Eu ouvia muito um podcast americano (até mudarem o roteirista) que tem o formato de programa de rádio, o Welcome to the Night Vale. Entre o sobrenatural, o bizarro, o absurdo e teorias reais da conspiração, o podcast mistura humor com ficção científica, ansiedade pós-moderna, curiosidade antropológica e existencialismo surreal. Gosto do que eles sugerem como lugares comuns. Desaforismo é desaforo com não-aforismo, e é bom demais.

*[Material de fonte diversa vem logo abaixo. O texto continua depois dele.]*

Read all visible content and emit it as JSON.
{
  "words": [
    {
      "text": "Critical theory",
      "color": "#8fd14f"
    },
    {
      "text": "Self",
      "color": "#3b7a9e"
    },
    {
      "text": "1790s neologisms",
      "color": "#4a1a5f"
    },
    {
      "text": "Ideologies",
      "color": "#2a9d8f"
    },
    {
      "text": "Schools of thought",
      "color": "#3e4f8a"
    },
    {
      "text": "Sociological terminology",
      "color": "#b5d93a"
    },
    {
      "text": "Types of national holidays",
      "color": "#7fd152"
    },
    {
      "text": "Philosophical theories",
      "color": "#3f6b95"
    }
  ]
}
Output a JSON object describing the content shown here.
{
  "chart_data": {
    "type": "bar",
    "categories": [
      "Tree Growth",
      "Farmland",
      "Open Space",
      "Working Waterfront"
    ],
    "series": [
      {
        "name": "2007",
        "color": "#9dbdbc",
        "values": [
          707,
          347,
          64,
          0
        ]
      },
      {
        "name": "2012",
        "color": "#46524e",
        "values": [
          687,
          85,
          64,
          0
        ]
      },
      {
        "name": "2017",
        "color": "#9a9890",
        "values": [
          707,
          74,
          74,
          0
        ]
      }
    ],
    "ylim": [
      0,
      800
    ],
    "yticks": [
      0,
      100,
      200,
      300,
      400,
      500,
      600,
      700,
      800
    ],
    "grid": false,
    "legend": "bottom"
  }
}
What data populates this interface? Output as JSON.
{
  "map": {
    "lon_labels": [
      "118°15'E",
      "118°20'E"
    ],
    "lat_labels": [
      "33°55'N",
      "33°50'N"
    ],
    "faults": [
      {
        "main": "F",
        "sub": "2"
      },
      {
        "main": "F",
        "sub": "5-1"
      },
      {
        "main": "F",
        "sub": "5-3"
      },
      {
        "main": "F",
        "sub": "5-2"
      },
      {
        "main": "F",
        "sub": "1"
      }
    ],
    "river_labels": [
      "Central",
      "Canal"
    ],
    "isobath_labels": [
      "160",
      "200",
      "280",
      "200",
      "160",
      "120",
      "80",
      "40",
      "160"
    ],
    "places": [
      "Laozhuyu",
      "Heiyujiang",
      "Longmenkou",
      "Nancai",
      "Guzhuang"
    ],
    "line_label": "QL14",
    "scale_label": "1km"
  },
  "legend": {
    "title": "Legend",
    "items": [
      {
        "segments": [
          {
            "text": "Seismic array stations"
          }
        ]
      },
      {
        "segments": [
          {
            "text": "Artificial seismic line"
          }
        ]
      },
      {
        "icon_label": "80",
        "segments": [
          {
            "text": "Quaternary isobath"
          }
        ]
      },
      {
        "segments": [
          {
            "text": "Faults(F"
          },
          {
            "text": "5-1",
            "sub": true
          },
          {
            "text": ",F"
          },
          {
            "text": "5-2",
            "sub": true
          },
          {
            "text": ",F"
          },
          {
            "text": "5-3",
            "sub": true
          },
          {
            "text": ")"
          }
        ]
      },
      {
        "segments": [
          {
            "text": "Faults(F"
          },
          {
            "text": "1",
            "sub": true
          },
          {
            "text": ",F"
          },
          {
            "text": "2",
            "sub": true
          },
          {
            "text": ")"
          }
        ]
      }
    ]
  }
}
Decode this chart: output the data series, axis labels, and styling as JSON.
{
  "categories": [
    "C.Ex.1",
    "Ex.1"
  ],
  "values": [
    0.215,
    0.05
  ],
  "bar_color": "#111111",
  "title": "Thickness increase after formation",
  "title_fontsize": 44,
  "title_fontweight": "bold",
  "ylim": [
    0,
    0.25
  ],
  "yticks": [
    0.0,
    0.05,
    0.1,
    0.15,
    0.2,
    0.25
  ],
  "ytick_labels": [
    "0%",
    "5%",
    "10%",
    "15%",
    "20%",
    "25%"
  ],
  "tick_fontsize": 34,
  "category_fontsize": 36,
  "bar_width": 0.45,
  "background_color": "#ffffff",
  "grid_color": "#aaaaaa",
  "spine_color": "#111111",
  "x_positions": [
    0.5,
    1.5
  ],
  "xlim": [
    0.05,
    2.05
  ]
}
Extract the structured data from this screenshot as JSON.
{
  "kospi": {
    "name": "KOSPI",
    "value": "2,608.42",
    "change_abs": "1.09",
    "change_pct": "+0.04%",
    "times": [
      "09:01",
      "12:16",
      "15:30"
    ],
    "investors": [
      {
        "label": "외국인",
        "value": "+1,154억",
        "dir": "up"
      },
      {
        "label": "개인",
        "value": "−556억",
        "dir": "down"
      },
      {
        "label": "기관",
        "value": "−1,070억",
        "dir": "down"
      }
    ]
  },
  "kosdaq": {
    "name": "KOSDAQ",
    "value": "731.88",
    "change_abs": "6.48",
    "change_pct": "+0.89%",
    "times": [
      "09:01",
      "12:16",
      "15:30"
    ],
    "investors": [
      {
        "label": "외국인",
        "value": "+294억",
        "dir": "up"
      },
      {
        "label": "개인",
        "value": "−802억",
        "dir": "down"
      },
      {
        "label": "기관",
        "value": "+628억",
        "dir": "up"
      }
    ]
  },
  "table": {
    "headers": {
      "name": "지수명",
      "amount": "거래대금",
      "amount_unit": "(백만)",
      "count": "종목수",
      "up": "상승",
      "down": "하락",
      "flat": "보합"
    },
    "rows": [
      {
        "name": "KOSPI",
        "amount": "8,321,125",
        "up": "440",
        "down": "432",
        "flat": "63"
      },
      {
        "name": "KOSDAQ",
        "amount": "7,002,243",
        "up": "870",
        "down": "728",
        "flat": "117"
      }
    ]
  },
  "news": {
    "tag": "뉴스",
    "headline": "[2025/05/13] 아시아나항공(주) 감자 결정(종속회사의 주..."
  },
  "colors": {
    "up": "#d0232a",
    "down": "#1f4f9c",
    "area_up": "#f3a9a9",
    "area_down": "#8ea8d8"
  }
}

A ideia do programa é divertir causando estranhamento, nos tirando da zona de conforto. Um dos quadros é a previsão do tempo; o locutor anuncia, “and now, the weather”, mas não informa sobre o clima, pois o the weather é um quadro musical (tocam canções incríveis da cena independente estadunidense). Se você ainda não ouviu, e espero que ouça, desculpe o spoiler aqui.
E bem, aqui do vale do vento, mando a previsão do tempo:
Anfíbios
As perdas inevitáveis
andam com suas próprias pernas
Do outro lado da faixa amarela
a espera rima com pisca-alerta
Tem ruído remoto
trem trovão pulmão
Sim ou não
a bifurcação
Na submersão do universo
os últimos
serão diversos



Sim para a bifurcação.
Sim para o pulmão que treme.
Sim para a diversidade do que não se conta.